Przemówienie podczas spotkania z więźniami w zakładzie karnym w Ciudad Juarez - Podróż do Meksyku 12-17.02.2016
Drodzy Bracia i Siostry!
Kończę moją wizytę w Meksyku i nie chciałem odjechać, nie przybywszy do was, aby was pozdrowić, aby z wami świętować Jubileusz Miłosierdzia.
Dziękuję z serca za słowa pozdrowienia, jakie skierowaliście do mnie, w których wyrażają się liczne nadzieje i dążenia, jak również wiele bólu, lęków i pytań.
W czasie podróży do Afryki, w Bangi, otworzyłem pierwsze Drzwi Miłosierdzia dla całego świata - tego Jubileuszu, gdyż pierwszą bramę miłosierdzia otworzył nasz Bóg Ojciec dzięki swemu Synowi Jezusowi. Dziś wraz z wami chcę po raz kolejny umocnić zaufanie, do jakiego zachęca nas Jezus: do miłosierdzia, które obejmuje wszystkich i we wszystkich zakątkach świata. Nie ma miejsca, do którego Jego miłosierdzie nie mogłoby dotrzeć, nie ma takiej przestrzeni czy osoby, której nie mogłoby ono dotknąć.
Świętowanie z wami Jubileuszu Miłosierdzia jest przypominaniem drogi, na którą pilnie powinniśmy wejść, aby przerwać błędne koło przemocy i przestępczości. Straciliśmy już wiele dziesięcioleci, myśląc i wierząc, że wszystko można rozwiązać izolując, oddzielając, zamykając w więzieniu i oddalając od siebie problemy, sądząc, że te środki rzeczywiście rozwiążą problemy. Zapomnieliśmy skupić się na tym, co naprawdę winno być przedmiotem naszej troski: na życiu osób; waszym życiu, życiu waszych rodzin, życiu tych, którzy także cierpieli z powodu tego błędnego koła przemocy.
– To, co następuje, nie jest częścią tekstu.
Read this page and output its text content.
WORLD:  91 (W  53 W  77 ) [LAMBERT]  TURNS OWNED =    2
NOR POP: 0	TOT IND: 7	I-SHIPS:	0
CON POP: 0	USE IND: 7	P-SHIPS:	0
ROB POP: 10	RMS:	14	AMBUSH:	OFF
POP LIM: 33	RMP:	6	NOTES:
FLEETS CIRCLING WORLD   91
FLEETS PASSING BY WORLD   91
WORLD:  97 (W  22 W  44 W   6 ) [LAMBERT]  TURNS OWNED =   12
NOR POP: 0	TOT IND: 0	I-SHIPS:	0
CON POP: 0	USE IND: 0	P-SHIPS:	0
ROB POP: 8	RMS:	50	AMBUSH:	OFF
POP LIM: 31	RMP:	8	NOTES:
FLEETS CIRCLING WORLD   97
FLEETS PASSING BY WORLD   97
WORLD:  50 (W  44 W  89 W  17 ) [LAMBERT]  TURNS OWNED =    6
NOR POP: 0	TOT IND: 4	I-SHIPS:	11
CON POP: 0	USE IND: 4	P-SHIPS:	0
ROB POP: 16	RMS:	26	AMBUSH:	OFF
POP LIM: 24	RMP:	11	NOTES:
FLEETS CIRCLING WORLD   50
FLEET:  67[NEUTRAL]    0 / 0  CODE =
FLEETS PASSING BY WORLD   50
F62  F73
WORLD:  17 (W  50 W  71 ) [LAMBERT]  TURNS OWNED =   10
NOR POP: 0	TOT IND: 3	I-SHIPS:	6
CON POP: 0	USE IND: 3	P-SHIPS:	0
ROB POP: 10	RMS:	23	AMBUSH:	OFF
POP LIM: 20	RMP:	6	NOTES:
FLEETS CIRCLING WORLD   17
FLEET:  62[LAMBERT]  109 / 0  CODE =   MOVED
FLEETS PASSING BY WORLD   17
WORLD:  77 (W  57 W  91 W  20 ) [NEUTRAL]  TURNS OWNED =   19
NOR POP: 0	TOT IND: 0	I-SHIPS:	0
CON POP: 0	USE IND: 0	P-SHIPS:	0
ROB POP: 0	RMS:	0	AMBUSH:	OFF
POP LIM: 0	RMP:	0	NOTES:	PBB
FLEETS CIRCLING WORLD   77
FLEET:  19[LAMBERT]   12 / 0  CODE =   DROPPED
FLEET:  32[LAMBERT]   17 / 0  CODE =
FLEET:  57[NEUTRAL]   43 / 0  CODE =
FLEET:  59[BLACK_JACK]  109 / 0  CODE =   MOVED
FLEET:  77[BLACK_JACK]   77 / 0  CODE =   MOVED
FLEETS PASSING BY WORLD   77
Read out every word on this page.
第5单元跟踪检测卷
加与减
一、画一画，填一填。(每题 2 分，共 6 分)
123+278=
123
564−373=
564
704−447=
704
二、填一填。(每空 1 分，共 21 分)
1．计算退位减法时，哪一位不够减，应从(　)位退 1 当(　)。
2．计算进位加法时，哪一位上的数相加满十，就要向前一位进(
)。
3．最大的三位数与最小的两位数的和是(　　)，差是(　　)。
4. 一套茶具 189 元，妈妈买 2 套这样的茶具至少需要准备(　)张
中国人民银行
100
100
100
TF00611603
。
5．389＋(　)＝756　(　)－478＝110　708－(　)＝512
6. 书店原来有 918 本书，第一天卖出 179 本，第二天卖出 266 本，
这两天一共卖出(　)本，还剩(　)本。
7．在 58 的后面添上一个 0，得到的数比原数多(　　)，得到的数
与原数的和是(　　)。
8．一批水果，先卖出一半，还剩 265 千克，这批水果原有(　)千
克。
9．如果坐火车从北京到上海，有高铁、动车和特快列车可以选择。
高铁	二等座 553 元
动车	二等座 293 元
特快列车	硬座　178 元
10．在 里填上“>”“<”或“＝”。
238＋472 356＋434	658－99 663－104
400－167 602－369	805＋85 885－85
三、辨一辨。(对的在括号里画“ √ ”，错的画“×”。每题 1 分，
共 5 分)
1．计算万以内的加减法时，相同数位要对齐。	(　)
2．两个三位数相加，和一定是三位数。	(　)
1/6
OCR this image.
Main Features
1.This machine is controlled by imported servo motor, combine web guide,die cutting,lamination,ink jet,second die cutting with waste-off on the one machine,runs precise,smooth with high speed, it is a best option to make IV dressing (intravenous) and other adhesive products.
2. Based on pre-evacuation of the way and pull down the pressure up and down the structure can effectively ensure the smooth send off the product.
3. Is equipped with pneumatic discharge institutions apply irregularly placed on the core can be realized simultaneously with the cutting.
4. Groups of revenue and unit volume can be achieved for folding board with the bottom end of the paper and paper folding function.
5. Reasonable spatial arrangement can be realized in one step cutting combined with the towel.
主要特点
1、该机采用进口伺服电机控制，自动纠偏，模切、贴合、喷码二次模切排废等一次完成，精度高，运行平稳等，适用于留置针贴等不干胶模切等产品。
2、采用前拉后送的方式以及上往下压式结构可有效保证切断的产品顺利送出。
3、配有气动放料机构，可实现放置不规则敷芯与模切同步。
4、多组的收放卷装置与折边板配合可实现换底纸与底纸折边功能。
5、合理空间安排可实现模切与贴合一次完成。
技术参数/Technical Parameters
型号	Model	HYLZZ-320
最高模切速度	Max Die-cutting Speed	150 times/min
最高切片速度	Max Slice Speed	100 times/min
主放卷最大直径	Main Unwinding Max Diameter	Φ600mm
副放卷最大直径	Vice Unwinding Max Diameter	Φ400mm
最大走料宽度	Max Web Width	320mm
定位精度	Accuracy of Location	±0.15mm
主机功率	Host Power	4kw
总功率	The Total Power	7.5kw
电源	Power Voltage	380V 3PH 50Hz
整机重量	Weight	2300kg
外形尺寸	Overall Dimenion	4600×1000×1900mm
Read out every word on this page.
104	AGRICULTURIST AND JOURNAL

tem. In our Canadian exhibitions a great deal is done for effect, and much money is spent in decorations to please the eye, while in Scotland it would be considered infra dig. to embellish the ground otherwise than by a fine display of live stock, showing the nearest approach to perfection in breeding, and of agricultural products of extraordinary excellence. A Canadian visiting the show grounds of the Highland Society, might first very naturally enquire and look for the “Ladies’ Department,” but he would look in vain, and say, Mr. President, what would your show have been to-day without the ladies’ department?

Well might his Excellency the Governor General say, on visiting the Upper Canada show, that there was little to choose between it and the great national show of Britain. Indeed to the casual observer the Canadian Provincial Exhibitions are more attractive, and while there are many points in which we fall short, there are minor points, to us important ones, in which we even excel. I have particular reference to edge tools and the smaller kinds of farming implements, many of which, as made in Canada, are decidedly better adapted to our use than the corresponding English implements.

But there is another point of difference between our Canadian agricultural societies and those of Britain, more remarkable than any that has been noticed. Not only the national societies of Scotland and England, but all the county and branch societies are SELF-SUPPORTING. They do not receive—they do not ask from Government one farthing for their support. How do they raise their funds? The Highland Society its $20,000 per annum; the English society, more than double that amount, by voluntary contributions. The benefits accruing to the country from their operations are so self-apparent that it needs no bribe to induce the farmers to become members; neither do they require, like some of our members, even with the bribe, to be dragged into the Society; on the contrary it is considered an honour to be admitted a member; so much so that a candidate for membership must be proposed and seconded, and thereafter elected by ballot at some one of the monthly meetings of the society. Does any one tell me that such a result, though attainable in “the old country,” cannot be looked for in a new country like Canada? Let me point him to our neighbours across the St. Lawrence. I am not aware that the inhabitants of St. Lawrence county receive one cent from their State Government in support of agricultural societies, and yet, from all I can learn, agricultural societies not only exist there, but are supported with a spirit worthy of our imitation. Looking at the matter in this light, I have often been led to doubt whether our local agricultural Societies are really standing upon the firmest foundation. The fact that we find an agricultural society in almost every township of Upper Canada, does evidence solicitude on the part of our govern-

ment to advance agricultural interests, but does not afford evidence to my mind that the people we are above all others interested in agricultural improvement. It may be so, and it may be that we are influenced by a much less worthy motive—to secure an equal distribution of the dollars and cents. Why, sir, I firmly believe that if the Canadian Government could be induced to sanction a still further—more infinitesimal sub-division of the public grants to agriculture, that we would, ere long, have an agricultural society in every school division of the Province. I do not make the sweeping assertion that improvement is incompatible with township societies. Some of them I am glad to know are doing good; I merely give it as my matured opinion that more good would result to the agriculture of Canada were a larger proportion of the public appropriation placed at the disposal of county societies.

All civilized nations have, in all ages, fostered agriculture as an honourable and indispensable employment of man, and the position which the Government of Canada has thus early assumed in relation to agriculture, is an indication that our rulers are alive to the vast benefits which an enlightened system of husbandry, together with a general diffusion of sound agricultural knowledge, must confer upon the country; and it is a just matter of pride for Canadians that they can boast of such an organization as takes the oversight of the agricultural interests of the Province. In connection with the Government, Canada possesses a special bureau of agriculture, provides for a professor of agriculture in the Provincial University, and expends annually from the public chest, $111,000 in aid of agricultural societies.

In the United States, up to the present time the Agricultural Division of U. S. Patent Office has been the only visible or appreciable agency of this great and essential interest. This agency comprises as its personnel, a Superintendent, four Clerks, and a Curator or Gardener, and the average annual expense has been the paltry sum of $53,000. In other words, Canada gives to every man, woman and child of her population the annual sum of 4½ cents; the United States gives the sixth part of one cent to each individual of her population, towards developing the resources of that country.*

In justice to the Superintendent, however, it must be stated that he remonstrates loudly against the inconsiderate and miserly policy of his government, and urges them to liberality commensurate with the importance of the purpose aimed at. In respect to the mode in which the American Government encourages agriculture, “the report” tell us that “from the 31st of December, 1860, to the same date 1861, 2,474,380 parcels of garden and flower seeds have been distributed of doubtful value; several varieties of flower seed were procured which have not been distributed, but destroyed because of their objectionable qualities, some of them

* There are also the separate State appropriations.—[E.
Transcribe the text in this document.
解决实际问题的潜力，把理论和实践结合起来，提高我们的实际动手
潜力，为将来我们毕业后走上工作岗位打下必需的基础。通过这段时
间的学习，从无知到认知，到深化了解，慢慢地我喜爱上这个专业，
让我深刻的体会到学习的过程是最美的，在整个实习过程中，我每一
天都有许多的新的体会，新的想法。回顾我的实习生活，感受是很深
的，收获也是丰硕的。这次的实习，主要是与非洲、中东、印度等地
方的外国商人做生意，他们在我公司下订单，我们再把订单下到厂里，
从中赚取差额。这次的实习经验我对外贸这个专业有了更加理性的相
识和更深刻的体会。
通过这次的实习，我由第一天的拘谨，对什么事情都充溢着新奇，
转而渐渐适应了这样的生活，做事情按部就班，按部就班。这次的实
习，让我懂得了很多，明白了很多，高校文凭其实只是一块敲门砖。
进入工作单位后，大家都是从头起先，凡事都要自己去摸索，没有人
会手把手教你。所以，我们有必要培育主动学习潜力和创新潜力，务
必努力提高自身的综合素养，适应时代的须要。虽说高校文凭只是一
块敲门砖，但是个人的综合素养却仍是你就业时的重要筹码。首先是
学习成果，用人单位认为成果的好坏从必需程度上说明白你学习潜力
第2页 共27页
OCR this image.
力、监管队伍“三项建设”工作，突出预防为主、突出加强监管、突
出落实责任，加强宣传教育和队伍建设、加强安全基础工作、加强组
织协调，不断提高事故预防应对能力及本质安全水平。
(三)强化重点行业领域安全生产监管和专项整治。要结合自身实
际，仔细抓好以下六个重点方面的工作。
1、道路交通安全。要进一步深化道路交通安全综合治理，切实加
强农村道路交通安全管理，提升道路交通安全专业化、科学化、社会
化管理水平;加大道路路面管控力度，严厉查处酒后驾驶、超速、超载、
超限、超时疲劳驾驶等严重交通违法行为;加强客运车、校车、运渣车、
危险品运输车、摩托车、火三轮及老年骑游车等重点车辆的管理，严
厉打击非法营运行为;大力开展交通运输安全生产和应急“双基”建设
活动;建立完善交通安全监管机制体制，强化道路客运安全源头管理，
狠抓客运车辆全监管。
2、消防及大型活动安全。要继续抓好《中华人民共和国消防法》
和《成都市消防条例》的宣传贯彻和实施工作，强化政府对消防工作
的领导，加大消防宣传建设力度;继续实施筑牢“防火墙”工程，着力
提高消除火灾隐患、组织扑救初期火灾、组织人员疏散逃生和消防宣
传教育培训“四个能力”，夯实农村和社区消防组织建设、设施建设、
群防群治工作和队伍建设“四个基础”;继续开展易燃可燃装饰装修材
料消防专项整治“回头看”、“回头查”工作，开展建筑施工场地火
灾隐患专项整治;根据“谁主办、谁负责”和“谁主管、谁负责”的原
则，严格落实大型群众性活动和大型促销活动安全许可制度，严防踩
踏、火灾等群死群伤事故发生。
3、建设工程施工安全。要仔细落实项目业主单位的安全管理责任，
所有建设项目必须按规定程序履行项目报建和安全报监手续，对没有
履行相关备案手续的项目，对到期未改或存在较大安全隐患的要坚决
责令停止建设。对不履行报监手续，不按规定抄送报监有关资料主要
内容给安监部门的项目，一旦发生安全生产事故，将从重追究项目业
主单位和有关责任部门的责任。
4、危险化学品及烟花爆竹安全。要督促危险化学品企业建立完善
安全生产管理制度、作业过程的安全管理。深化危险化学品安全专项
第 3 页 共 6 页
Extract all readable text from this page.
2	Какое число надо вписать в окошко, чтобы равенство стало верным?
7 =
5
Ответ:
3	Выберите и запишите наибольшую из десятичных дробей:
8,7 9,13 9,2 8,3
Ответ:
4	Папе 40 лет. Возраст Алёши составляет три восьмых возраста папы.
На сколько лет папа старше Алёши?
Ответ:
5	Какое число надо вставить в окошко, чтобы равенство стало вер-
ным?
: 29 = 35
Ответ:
Miłosierdzie Boże przypomina nam, że więzienia są oznaką tego, jak się mają sprawy w społeczeństwie, są oznaką w wielu przypadkach przemilczeń i zaniedbań, które zrodziły kulturę odrzucenia. Są oznaką kultury, która przestała stawiać na życie; społeczeństwa, które stopniowo opuszczało swoje dzieci.
Miłosierdzie przypomina nam, że reintegracja społeczna nie zaczyna się tutaj, w tych murach, ale zaczyna się wcześniej, «na zewnątrz», na ulicach miasta. Reintegracja, czy resocjalizacja zaczyna się od stworzenia systemu, który moglibyśmy nazwać systemem zdrowia społecznego, to znaczy społeczeństwa, które stara się nie wywoływać choroby przez wypaczanie relacji w dzielnicy, w szkołach, na placach, na ulicach, w domostwach, w całej przestrzeni społecznej. System zdrowia społecznego to taki, który prowadziłby do powstania kultury aktywnej, która stara się zapobiegać tym sytuacjom, tym drogom, które prowadzą do zranienia i zniszczenia tkanki społecznej.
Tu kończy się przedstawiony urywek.